This week’s choreography stars the president, who quietly rolled back tariffs on more than 200 food products ranging from coffee and beef to bananas and communion wafers. Yes, even church snacks made the list, proving that nothing says “policy reversal” quite like easing the cost of spiritual carbohydrates.

The rollback arrived retroactively—always a nice touch—after months of White House insistence that tariffs were not raising prices, even as shoppers clung to grocery receipts like courtroom evidence. But inflation anxiety is real, particularly when ground beef is nearly 13% higher than last year and steaks have climbed 17%. Economists have spent months warning that tariffs contribute to these increases, though many voters didn’t need economists; they just needed a grocery cart and a pulse.
Of course, the president isn’t the only one whose policies have tripped over their own shoelaces.

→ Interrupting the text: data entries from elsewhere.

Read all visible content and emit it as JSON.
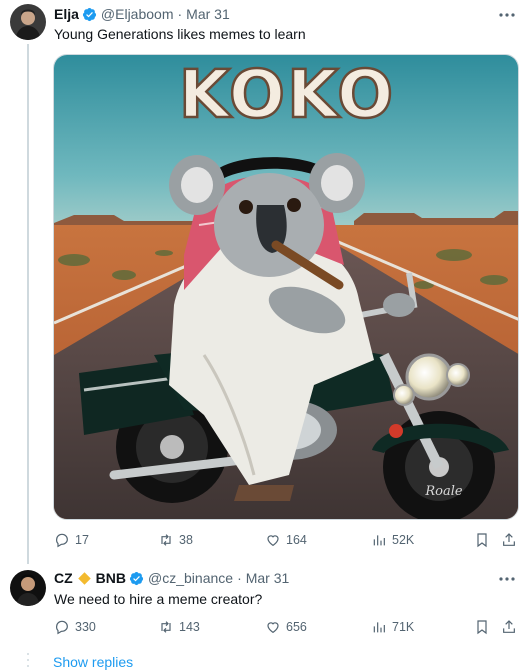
{
  "tweet1": {
    "name": "Elja",
    "handle": "@Eljaboom",
    "date": "Mar 31",
    "text": "Young Generations likes memes to learn",
    "image_title": "KOKO",
    "image_plate": "Roale",
    "actions": {
      "replies": "17",
      "reposts": "38",
      "likes": "164",
      "views": "52K"
    }
  },
  "tweet2": {
    "name": "CZ",
    "name_suffix": "BNB",
    "handle": "@cz_binance",
    "date": "Mar 31",
    "text": "We need to hire a meme creator?",
    "actions": {
      "replies": "330",
      "reposts": "143",
      "likes": "656",
      "views": "71K"
    }
  },
  "separator": "·",
  "show_replies": "Show replies",
  "colors": {
    "verified": "#1d9bf0",
    "link": "#1d9bf0",
    "muted": "#536471",
    "binance": "#f3ba2f"
  }
}
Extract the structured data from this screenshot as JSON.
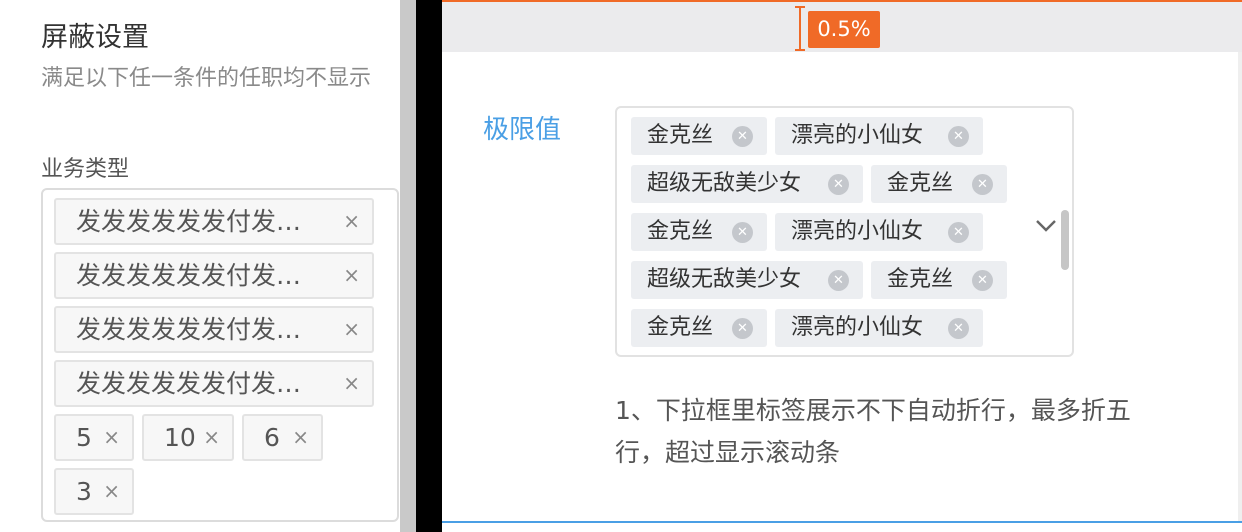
{
  "left": {
    "title": "屏蔽设置",
    "description": "满足以下任一条件的任职均不显示",
    "field_label": "业务类型",
    "tags": [
      {
        "label": "发发发发发发付发…"
      },
      {
        "label": "发发发发发发付发…"
      },
      {
        "label": "发发发发发发付发…"
      },
      {
        "label": "发发发发发发付发…"
      },
      {
        "label": "5"
      },
      {
        "label": "10"
      },
      {
        "label": "6"
      },
      {
        "label": "3"
      }
    ],
    "remove_glyph": "×"
  },
  "right": {
    "badge": "0.5%",
    "field_label": "极限值",
    "tags": [
      {
        "label": "金克丝"
      },
      {
        "label": "漂亮的小仙女"
      },
      {
        "label": "超级无敌美少女"
      },
      {
        "label": "金克丝"
      },
      {
        "label": "金克丝"
      },
      {
        "label": "漂亮的小仙女"
      },
      {
        "label": "超级无敌美少女"
      },
      {
        "label": "金克丝"
      },
      {
        "label": "金克丝"
      },
      {
        "label": "漂亮的小仙女"
      }
    ],
    "close_glyph": "✕",
    "note": "1、下拉框里标签展示不下自动折行，最多折五行，超过显示滚动条"
  },
  "colors": {
    "accent_orange": "#f06a27",
    "accent_blue": "#4a9fe5",
    "tag_bg": "#eceef1"
  },
  "icons": {
    "chevron": "chevron-down-icon",
    "tag_close": "close-circle-icon",
    "tag_remove": "close-icon"
  }
}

Democrats, eager to remind us they too have grumbled about affordability, criticized the administration for igniting inflationary sparks. This is fair, though a bit like firefighters yelling at each other over who forgot to clean the hose while the house is still smoldering. The truth is bipartisan: nobody has fully tackled rising food costs, and both parties have been hopping from issue to issue like toddlers in a toy store—enthusiastic, loud, and rarely finishing what they start.

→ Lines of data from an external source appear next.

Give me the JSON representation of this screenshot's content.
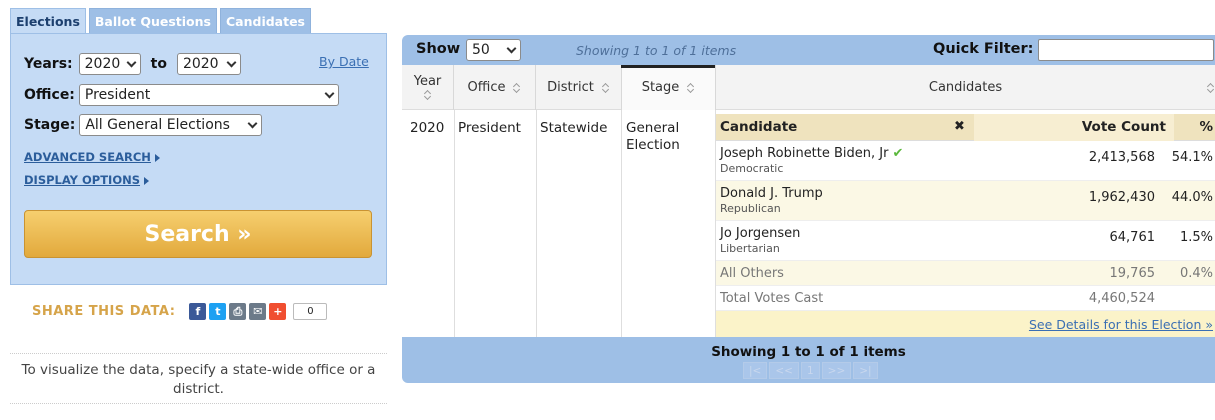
{
  "tabs": [
    {
      "label": "Elections"
    },
    {
      "label": "Ballot Questions"
    },
    {
      "label": "Candidates"
    }
  ],
  "search": {
    "years_label": "Years:",
    "year_from": "2020",
    "to_label": "to",
    "year_to": "2020",
    "by_date": "By Date",
    "office_label": "Office:",
    "office_value": "President",
    "stage_label": "Stage:",
    "stage_value": "All General Elections",
    "advanced_search": "ADVANCED SEARCH",
    "display_options": "DISPLAY OPTIONS",
    "search_button": "Search »"
  },
  "share": {
    "label": "SHARE THIS DATA:",
    "count": "0",
    "buttons": [
      {
        "icon": "facebook-icon",
        "glyph": "f",
        "color": "#3b5998"
      },
      {
        "icon": "twitter-icon",
        "glyph": "t",
        "color": "#1da1f2"
      },
      {
        "icon": "print-icon",
        "glyph": "⎙",
        "color": "#6c7a89"
      },
      {
        "icon": "email-icon",
        "glyph": "✉",
        "color": "#6c7a89"
      },
      {
        "icon": "plus-icon",
        "glyph": "+",
        "color": "#f04e30"
      }
    ]
  },
  "visualize_msg": "To visualize the data, specify a state-wide office or a district.",
  "results": {
    "show_label": "Show",
    "show_value": "50",
    "showing_top": "Showing 1 to 1 of 1 items",
    "quick_filter_label": "Quick Filter:",
    "quick_filter_value": "",
    "columns": {
      "year": "Year",
      "office": "Office",
      "district": "District",
      "stage": "Stage",
      "candidates": "Candidates"
    },
    "row": {
      "year": "2020",
      "office": "President",
      "district": "Statewide",
      "stage": "General Election"
    },
    "cand_headers": {
      "candidate": "Candidate",
      "remove": "✖",
      "votes": "Vote Count",
      "pct": "%"
    },
    "candidates": [
      {
        "name": "Joseph Robinette Biden, Jr",
        "party": "Democratic",
        "votes": "2,413,568",
        "pct": "54.1%",
        "winner": "✔"
      },
      {
        "name": "Donald J. Trump",
        "party": "Republican",
        "votes": "1,962,430",
        "pct": "44.0%"
      },
      {
        "name": "Jo Jorgensen",
        "party": "Libertarian",
        "votes": "64,761",
        "pct": "1.5%"
      }
    ],
    "all_others": {
      "label": "All Others",
      "votes": "19,765",
      "pct": "0.4%"
    },
    "total": {
      "label": "Total Votes Cast",
      "votes": "4,460,524"
    },
    "details_link": "See Details for this Election »",
    "showing_bottom": "Showing 1 to 1 of 1 items",
    "pager": [
      "|<",
      "<<",
      "1",
      ">>",
      ">|"
    ]
  }
}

The rollback accompanies framework trade deals with Argentina, Ecuador, Guatemala and El Salvador, which could eventually eliminate tariffs on key imports—good news for fruit bowls, coffee lovers, and anyone who starts their day with a banana and ends it with an acai smoothie. The administration argues these agreements make trade more “reciprocal,” a word Washington deploys when something sounds good but is too complicated to explain before the next commercial break.
Consumers, meanwhile, remain unimpressed. They’ve watched prices rise for over a year, with overall food-at-home costs up 2.7%. They’ve heard promises of tariff-funded “dividends,” watched supply chains tangle like holiday lights, and seen industries cheer or groan depending on whether their items landed on the exemption list. Spirits producers, for example, were left out entirely—meaning a glass of Scotch might remain the most honest way to cope with global trade policy.

Still, there is hope that cheaper coffee and beef could bring some relief, even if small. But the bigger picture—a decades-long political inability to address affordability with discipline and consistency—remains stubbornly unchanged. Leaders talk about inflation as if it’s weather: unpredictable, unfortunate, and definitely someone else’s fault.
As tariff policies continue to zigzag, one truth stands firm: millions of Americans simply want groceries they can afford and leaders who can focus long enough to deliver that reality. And if our elected officials could stop treating trade policy like a mood swing, that would be great, too.
Until then, the Tariff Tango continues—costly, chaotic, and danced mostly by officials wealthy enough not to notice the price of coffee in the first place.